Die Computer in Apollo-Raumkapseln (5 Bilder)

Der Apollo Guidance Computer mit der DSKY-Bedieneinheit.

FĂĽr den Einbau aller Komponenten inklusive der Guidance-Systeme waren erfahrene Flugzeugbauer vorgesehen: fĂĽr die Apollo-Kapsel die Space and Information Division of North American Aviation und fĂĽr das Luna Excursion Module (LEM) die Grumman Aicraft Engineering Corporation.

So modern der Schritt zur Mikrochip-Architektur in der damaligen Zeit schon war, so ehrgeizig war das Softwareprojekt, das das MIT Instrumentation Lab für die NASA realisierte. Quasi in der Computer-Steinzeit konzipierte man dort bereits ein Multitasking-Betriebssystem mit Zeitscheiben und Prioritäten-Zuweisung.

Für das Design der IT- und Navigationstechnik sowie die Software des Apollo-Programms war Dr. Charles Stark Draper vom MIT Instrumentation Lab verantwortlich, der daraufhin sein ohnehin schon großes Entwicklerteam auf mehrere hundert Ingenieure ausweitete. Seine Mitarbeiter Richard Battin und Hal Laning hatten – Jahrzehnte vor Windows – ein kooperatives Multitasking-Betriebssystem mit Time Slices und Prioritäten entwickelt, dass dann später für das Apollo-Programm von der Softwarechefin Margaret Hamilton weiterentwickelt wurde. Als Hardware-Spezialist war MIT-Ingenieur Eldon C. Hall für den Apollo Guidance Computer verantwortlich.

Für das Apollo-Programm arbeitete Hamilton dieses Betriebssystem zu einer stabilen On-Board-Flugsoftware aus.
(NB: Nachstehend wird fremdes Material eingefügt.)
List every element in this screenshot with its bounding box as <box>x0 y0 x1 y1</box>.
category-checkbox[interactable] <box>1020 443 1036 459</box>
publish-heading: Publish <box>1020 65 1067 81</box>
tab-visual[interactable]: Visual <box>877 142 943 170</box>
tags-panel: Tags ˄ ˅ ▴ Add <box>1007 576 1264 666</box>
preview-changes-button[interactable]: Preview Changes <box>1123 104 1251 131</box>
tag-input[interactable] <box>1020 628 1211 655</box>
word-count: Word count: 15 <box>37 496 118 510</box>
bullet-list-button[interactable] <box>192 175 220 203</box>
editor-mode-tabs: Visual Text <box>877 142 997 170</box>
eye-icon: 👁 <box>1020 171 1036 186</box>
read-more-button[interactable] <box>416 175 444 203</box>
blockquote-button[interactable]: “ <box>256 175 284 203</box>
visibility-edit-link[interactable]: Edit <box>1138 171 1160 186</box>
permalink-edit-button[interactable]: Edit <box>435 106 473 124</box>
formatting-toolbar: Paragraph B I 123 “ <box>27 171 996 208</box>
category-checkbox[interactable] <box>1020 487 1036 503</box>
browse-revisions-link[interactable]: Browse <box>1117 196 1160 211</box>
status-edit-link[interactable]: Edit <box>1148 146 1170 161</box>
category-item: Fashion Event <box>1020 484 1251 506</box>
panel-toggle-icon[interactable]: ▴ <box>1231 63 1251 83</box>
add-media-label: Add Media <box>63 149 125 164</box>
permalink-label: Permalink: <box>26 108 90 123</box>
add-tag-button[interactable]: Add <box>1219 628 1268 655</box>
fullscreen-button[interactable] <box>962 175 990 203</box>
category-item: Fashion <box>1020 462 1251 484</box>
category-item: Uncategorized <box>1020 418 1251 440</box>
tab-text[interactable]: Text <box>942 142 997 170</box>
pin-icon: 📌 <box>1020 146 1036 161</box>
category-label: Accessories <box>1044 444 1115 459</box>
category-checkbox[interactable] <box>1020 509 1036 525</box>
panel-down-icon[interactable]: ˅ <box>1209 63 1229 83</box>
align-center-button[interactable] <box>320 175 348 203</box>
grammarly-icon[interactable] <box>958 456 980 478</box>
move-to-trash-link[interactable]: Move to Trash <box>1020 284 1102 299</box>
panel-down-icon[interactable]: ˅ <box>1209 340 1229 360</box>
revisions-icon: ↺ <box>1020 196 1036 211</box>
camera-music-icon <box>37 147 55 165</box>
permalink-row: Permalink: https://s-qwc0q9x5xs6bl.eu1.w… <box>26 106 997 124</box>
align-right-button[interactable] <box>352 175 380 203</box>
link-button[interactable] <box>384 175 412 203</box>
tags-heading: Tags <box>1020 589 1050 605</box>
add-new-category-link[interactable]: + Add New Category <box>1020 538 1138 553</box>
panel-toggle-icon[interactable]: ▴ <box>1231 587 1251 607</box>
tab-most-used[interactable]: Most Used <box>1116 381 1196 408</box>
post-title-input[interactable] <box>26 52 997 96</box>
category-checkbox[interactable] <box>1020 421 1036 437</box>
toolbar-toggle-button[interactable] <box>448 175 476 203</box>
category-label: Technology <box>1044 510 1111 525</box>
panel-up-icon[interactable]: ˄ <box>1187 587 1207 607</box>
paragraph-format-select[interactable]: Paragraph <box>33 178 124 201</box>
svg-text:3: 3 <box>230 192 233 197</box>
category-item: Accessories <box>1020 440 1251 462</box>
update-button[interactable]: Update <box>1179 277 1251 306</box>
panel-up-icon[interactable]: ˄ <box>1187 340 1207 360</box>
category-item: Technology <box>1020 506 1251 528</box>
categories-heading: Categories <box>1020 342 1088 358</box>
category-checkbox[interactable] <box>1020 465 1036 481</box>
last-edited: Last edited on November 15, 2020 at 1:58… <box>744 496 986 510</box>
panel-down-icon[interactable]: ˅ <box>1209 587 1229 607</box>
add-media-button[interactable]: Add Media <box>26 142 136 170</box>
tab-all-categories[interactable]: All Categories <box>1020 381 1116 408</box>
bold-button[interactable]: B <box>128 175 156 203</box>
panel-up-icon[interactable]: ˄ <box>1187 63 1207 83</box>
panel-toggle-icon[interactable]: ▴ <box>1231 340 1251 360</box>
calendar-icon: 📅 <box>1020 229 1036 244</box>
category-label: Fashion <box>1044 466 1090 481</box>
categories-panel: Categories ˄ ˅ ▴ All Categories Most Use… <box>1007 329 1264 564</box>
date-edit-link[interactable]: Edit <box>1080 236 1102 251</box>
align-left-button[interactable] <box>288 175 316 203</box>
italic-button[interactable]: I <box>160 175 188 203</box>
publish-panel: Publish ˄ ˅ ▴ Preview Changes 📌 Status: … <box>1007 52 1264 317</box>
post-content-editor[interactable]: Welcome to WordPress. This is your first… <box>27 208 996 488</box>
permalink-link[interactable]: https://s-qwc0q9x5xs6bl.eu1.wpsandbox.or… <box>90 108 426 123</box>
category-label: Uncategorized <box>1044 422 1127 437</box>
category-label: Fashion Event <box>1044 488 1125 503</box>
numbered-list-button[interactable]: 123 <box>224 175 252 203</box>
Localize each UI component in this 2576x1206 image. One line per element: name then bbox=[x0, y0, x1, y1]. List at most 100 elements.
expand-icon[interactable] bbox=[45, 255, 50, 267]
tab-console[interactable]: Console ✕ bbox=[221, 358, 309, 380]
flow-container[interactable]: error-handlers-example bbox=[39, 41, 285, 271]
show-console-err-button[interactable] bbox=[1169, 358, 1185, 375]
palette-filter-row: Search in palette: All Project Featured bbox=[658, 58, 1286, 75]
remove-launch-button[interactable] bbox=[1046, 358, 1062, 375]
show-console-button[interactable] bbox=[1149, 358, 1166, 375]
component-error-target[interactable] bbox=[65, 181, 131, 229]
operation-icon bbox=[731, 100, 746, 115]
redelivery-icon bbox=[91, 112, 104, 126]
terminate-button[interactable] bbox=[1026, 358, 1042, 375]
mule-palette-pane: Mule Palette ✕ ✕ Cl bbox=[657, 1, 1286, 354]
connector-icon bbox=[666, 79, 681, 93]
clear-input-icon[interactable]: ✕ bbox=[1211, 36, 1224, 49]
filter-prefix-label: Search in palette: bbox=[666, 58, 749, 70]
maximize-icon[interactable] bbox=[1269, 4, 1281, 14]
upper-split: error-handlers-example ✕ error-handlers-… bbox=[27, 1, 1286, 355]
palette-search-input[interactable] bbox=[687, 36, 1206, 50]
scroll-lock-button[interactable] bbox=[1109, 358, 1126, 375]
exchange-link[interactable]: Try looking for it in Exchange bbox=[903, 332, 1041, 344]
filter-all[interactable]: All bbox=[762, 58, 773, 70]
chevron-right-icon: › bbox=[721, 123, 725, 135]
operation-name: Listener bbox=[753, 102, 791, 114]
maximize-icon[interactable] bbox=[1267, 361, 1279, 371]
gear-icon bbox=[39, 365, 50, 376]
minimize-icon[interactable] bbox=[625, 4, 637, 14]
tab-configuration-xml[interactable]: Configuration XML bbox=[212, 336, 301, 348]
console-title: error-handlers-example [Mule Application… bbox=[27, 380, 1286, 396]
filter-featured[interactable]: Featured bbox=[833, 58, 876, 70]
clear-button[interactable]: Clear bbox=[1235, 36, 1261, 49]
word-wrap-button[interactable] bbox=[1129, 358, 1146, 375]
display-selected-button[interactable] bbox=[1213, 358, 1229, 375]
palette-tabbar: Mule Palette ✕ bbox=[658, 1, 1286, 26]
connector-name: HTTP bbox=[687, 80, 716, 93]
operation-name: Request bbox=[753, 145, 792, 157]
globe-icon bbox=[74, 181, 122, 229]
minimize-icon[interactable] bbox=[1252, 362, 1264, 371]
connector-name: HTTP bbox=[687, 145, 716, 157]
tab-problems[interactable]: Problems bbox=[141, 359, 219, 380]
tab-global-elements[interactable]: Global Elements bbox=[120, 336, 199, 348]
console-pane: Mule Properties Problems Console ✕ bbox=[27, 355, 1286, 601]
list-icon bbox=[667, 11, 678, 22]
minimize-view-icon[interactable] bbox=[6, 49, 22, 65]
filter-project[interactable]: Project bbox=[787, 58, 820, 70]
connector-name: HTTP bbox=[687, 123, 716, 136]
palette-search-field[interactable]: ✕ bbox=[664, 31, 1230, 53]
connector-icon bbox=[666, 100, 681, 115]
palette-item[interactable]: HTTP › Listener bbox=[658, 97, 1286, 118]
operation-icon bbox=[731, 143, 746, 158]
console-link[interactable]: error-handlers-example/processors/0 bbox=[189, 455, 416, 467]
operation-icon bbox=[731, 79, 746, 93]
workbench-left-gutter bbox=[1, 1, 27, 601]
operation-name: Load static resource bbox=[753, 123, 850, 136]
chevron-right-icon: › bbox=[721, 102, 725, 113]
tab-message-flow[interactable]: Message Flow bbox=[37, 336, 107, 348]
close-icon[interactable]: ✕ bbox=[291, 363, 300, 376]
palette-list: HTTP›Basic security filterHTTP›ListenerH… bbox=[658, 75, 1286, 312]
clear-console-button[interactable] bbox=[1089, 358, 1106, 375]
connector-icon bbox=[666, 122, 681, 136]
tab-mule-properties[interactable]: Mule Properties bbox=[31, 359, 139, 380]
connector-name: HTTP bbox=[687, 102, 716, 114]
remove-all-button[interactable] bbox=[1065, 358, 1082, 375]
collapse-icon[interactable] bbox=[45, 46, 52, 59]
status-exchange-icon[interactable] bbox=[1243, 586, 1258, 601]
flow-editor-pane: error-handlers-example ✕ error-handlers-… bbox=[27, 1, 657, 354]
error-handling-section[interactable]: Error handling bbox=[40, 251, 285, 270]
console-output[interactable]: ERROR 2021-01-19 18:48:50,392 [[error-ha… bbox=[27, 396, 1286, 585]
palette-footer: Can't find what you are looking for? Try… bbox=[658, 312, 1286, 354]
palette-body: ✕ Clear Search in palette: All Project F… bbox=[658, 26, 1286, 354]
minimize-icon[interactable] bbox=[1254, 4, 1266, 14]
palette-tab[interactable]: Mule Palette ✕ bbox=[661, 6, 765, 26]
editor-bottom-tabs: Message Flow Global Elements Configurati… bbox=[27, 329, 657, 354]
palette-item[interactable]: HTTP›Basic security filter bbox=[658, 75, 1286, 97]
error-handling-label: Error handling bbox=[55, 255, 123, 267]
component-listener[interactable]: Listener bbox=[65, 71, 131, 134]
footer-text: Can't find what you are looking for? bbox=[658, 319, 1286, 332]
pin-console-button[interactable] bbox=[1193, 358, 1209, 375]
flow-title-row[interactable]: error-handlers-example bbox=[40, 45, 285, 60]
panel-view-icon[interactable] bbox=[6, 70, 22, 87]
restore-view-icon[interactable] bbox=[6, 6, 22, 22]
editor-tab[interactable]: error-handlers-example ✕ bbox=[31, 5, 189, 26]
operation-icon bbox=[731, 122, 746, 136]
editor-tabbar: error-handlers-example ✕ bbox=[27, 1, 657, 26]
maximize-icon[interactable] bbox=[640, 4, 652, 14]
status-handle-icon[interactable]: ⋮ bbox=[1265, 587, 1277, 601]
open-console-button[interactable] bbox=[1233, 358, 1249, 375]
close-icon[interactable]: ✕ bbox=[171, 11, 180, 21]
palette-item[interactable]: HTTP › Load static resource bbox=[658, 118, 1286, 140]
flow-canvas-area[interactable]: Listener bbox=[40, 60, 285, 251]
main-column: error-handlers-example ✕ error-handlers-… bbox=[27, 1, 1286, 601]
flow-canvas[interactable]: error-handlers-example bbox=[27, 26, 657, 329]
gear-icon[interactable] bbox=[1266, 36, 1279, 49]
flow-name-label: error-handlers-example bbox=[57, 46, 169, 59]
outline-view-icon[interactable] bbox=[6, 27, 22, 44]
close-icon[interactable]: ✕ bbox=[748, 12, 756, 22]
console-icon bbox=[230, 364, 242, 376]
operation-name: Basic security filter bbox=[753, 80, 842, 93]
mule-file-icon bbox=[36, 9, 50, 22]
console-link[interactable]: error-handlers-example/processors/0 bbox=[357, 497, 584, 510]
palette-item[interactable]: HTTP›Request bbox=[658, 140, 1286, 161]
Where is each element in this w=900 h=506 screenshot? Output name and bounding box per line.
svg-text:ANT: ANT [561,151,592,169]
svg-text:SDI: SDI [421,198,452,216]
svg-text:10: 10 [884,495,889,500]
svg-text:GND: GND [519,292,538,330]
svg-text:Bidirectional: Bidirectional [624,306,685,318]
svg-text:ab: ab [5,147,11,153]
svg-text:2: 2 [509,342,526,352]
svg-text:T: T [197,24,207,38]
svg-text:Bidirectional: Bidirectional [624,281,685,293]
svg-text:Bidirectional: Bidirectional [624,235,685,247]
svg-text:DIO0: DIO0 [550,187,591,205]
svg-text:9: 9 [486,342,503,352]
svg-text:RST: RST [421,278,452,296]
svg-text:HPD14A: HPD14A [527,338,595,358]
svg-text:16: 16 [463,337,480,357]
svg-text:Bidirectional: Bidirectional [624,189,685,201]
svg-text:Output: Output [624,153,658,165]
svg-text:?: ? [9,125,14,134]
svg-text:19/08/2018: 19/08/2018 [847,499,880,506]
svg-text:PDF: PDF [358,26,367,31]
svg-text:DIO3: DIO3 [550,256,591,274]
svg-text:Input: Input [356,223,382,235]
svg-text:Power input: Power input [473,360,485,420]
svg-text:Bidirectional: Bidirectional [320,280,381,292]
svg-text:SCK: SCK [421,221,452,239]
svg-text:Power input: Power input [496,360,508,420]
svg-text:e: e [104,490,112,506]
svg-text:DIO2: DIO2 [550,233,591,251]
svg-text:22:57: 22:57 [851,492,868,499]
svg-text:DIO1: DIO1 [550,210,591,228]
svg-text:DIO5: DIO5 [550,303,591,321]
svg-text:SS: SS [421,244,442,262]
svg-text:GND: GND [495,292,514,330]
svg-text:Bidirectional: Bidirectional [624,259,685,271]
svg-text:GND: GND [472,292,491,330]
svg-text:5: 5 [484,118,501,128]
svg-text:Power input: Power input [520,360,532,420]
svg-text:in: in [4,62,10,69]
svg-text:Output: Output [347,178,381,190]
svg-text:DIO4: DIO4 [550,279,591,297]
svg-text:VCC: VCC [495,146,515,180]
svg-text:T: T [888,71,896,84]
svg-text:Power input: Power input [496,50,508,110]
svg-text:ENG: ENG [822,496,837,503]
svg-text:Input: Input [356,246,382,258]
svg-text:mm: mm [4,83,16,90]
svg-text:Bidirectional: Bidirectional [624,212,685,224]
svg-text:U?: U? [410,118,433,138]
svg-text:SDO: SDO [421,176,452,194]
Damit diese selbst beim Landeanflug stets alle wichtigen Prozesse sicher ausführen konnte, entwarf Hamilton mit ihrem Team Job-Prioritäten und Wartelisten. Das Multithreading geschah wie später bei Windows 95 kooperativ – jeder Job musste dafür sorgen, dass er Rechenzeit an die anderen wieder abgibt.

Hamilton entwickelte als Pionierin ganz neue Ansätze beispielsweise in der Softwareentwicklung, Prozessmodellierung, Systemarchitektur, Fehlervermeidung und Qualitätssicherung sowie zu prioritätsgesteuerter Programmausführung. Angesichts der Herausforderungen des Apollo-Programms wurde sie zur Ersten, die den Begriff des Software-Engineering prägte.

Das Ziel hatte John F. Kennedy in seiner Rede am 25. Mai 1961 gesteckt – Menschen innerhalb eines Jahrzehnts zum Mond zu bringen. Der Weg dahin war aber noch lange nicht klar. Es mussten unter enormen Zeitdruck Technologien erforscht und zur praktischen Anwendung entwickelt werden. Koste es, was es wolle.

Einer der wichtigsten Aspekte betraf die Navigation zum Mond. Daher ging der erste Auftrag des Apollo-Programms an das MIT Instrumentation Laboratory fĂĽr die Entwicklung eines Navigationssystems zum Erdtrabanten. Die Planer unter der Leitung von Charles Stark Draper (der bereits Erfahrungen mit der von ihm entwickelten gyroskopischen Steuerung einbrachte) mussten dabei sehr viel Pionierarbeit leisten.

Die beiden Trays eines AGC mit den Modulen. Hier fehlen rechts das Erasable Memory und die sechs Module mit dem Fädelspeicher.

Ihnen war jedenfalls schnell bewusst, dass sie Rechentechnik vor Ort benötigten, da sich beispielsweise eine Landefähre auf der erdabgewandten Seite nicht von der Erde aus steuern ließ. Außerdem wollte man gegen mögliche Störaktionen der Sowjets gewappnet sein. Ein Rechner durfte dabei nicht zu schwer werden, sollte aber auch genug Ressourcen bereitstellen, um alle an ihn gerichteten Aufgaben erfüllen zu können. Diese Technik gab es zuvor noch nicht und musste komplett neu entwickelt werden.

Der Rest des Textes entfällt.